Ayodo, however, sees nothing wrong with a female breadwinner household. It is okay if the woman has the economic power to provide. Such women are a blessed lot, they are a gem — very hard to come by, if you get one, treat her with outmost respect and slap her with all the love in the world.
“The passing of the new Constitution has made this phenomenon more acceptable. It allows for spouses to maintain each other as they equally share parental responsibilities. This simply means if the man is broke, the woman steps in and takes over responsibilities.”
Asked whether there is anything special about these women, Ayodo says they are just enlightened women who know what the katiba says and what life is all about. They have also settled home with the fact that they are securing better jobs and hence, earning better money as well as knowing the fact that even omena is fish.
“What is so hard with just making life comfortable for everyone at home by providing as opposed to letting your partner break his back struggling — coming from the background of earning more money. If you become mean, you are going to stay in the cold for long. Also bear in mind that that broke husband may, one day, land a job and you will depend on him,” he says. Carol, a Political Science
masters students at University of Nairobi saw her relationship with her hubby collapse as she became more and more successful and he floundered.
“He found it hard to spend money that was not his in an extravagant way, maybe because of the ‘ego’ thing. But by not helping, he was freeloading,” says Carol.
Feeling helpless and unable to confront the matter, the family slowly became dysfunctional with two competing incomes in the same household. He was in denial, and I was sort of protecting him and wanting to provide as much as possible,” she admits.
This came back to haunt them at night in their matrimonial bed. “Sex was not a problem for him but it was for me simply because I had lost respect, admiration and desire for him. I saw as though, by him not accepting and allowing me to fend for the family, he was acting childish.”
There are, of course, happy exceptional women. They come from a relationship that has evolved enough and the couples feel perfectly comfortable cknowledging that the wife is more driven to be the breadwinner.
“With time it gets to make sense for everyone, he give baby his first feed while she heads out for a journalism assignment,” says Jeanette Nangekhe. She adds, “as long as the famous ego does not come in through the back door to cause him to emotionally abuse her, then there is no big problem.”

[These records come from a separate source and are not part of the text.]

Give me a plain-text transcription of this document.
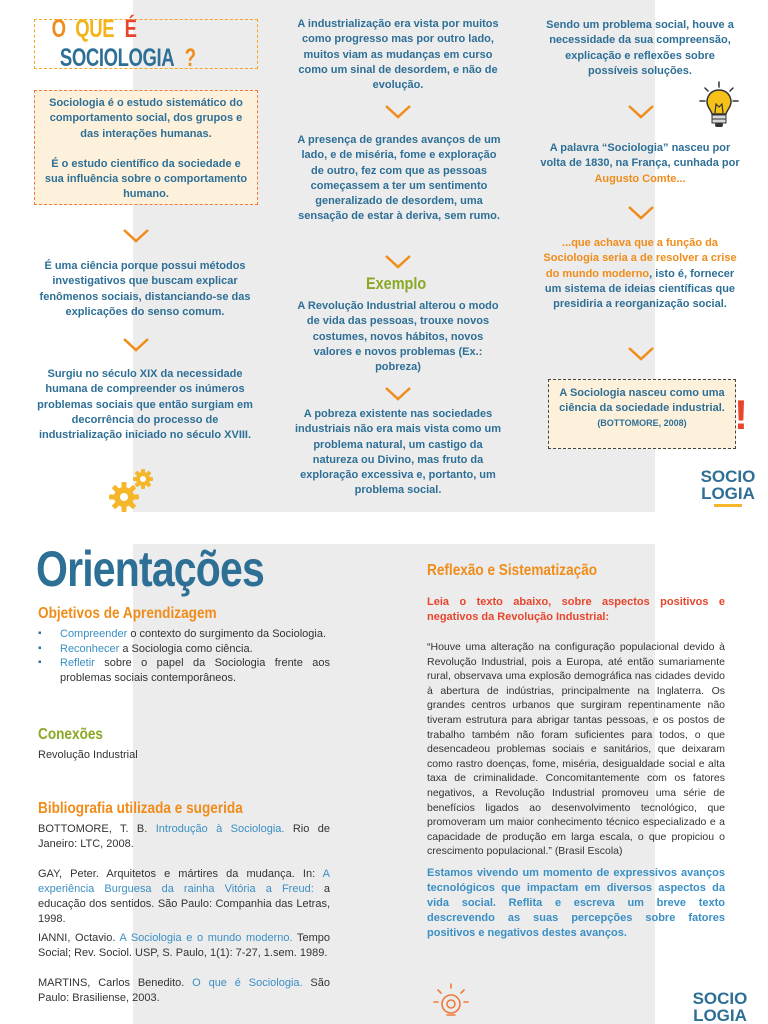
O QUE É SOCIOLOGIA ?

Sociologia é o estudo sistemático do comportamento social, dos grupos e das interações humanas.

É o estudo científico da sociedade e sua influência sobre o comportamento humano.

É uma ciência porque possui métodos investigativos que buscam explicar fenômenos sociais, distanciando-se das explicações do senso comum.

Surgiu no século XIX da necessidade humana de compreender os inúmeros problemas sociais que então surgiam em decorrência do processo de industrialização iniciado no século XVIII.

A industrialização era vista por muitos como progresso mas por outro lado, muitos viam as mudanças em curso como um sinal de desordem, e não de evolução.

A presença de grandes avanços de um lado, e de miséria, fome e exploração de outro, fez com que as pessoas começassem a ter um sentimento generalizado de desordem, uma sensação de estar à deriva, sem rumo.

Exemplo

A Revolução Industrial alterou o modo de vida das pessoas, trouxe novos costumes, novos hábitos, novos valores e novos problemas (Ex.: pobreza)

A pobreza existente nas sociedades industriais não era mais vista como um problema natural, um castigo da natureza ou Divino, mas fruto da exploração excessiva e, portanto, um problema social.

Sendo um problema social, houve a necessidade da sua compreensão, explicação e reflexões sobre possíveis soluções.

A palavra “Sociologia” nasceu por volta de 1830, na França, cunhada por Augusto Comte...

...que achava que a função da Sociologia seria a de resolver a crise do mundo moderno, isto é, fornecer um sistema de ideias científicas que presidiria a reorganização social.

A Sociologia nasceu como uma ciência da sociedade industrial.

(BOTTOMORE, 2008)	!
SOCIO
LOGIA
Orientações
Objetivos de Aprendizagem
▪ Compreender o contexto do surgimento da Sociologia.
▪ Reconhecer a Sociologia como ciência.
▪ Refletir sobre o papel da Sociologia frente aos problemas sociais contemporâneos.
Conexões
Revolução Industrial
Bibliografia utilizada e sugerida

BOTTOMORE, T. B. Introdução à Sociologia. Rio de Janeiro: LTC, 2008.

GAY, Peter. Arquitetos e mártires da mudança. In: A experiência Burguesa da rainha Vitória a Freud: a educação dos sentidos. São Paulo: Companhia das Letras, 1998.

IANNI, Octavio. A Sociologia e o mundo moderno. Tempo Social; Rev. Sociol. USP, S. Paulo, 1(1): 7-27, 1.sem. 1989.

MARTINS, Carlos Benedito. O que é Sociologia. São Paulo: Brasiliense, 2003.

Reflexão e Sistematização

Leia o texto abaixo, sobre aspectos positivos e negativos da Revolução Industrial:

“Houve uma alteração na configuração populacional devido à Revolução Industrial, pois a Europa, até então sumariamente rural, observava uma explosão demográfica nas cidades devido à abertura de indústrias, principalmente na Inglaterra. Os grandes centros urbanos que surgiram repentinamente não tiveram estrutura para abrigar tantas pessoas, e os postos de trabalho também não foram suficientes para todos, o que desencadeou problemas sociais e sanitários, que deixaram como rastro doenças, fome, miséria, desigualdade social e alta taxa de criminalidade. Concomitantemente com os fatores negativos, a Revolução Industrial promoveu uma série de benefícios ligados ao desenvolvimento tecnológico, que promoveram um maior conhecimento técnico especializado e a capacidade de produção em larga escala, o que propiciou o crescimento populacional.” (Brasil Escola)

Estamos vivendo um momento de expressivos avanços tecnológicos que impactam em diversos aspectos da vida social. Reflita e escreva um breve texto descrevendo as suas percepções sobre fatores positivos e negativos destes avanços.

SOCIO
LOGIA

It is believed to be a relatively new thing in the African society. Jeanette thinks it takes a strongwilled, fully committed and kindhearted woman to be okay with this and not broadcast it outside the homestead.
“Maybe it’s this humility that opens up greater opportunities to more wealth for such women who give without expecting much back. One wonders why they are in Runda and not Mukuru slums.”
“The one thing that we should all acknowledge is that times are changing and society is dynamic, and people should be open to this kind of arrangements,” says Jeanette.
The work of the market force has also led to these role reverse. “Take for instance you get married hoping that your husband’s career will take precedence, and it initially does but it’s overtaken by yours. Neither of you saw it coming. The best option is for you as a woman to stand in for him in a big way — that’s where the vow keeps,” says Jeanette.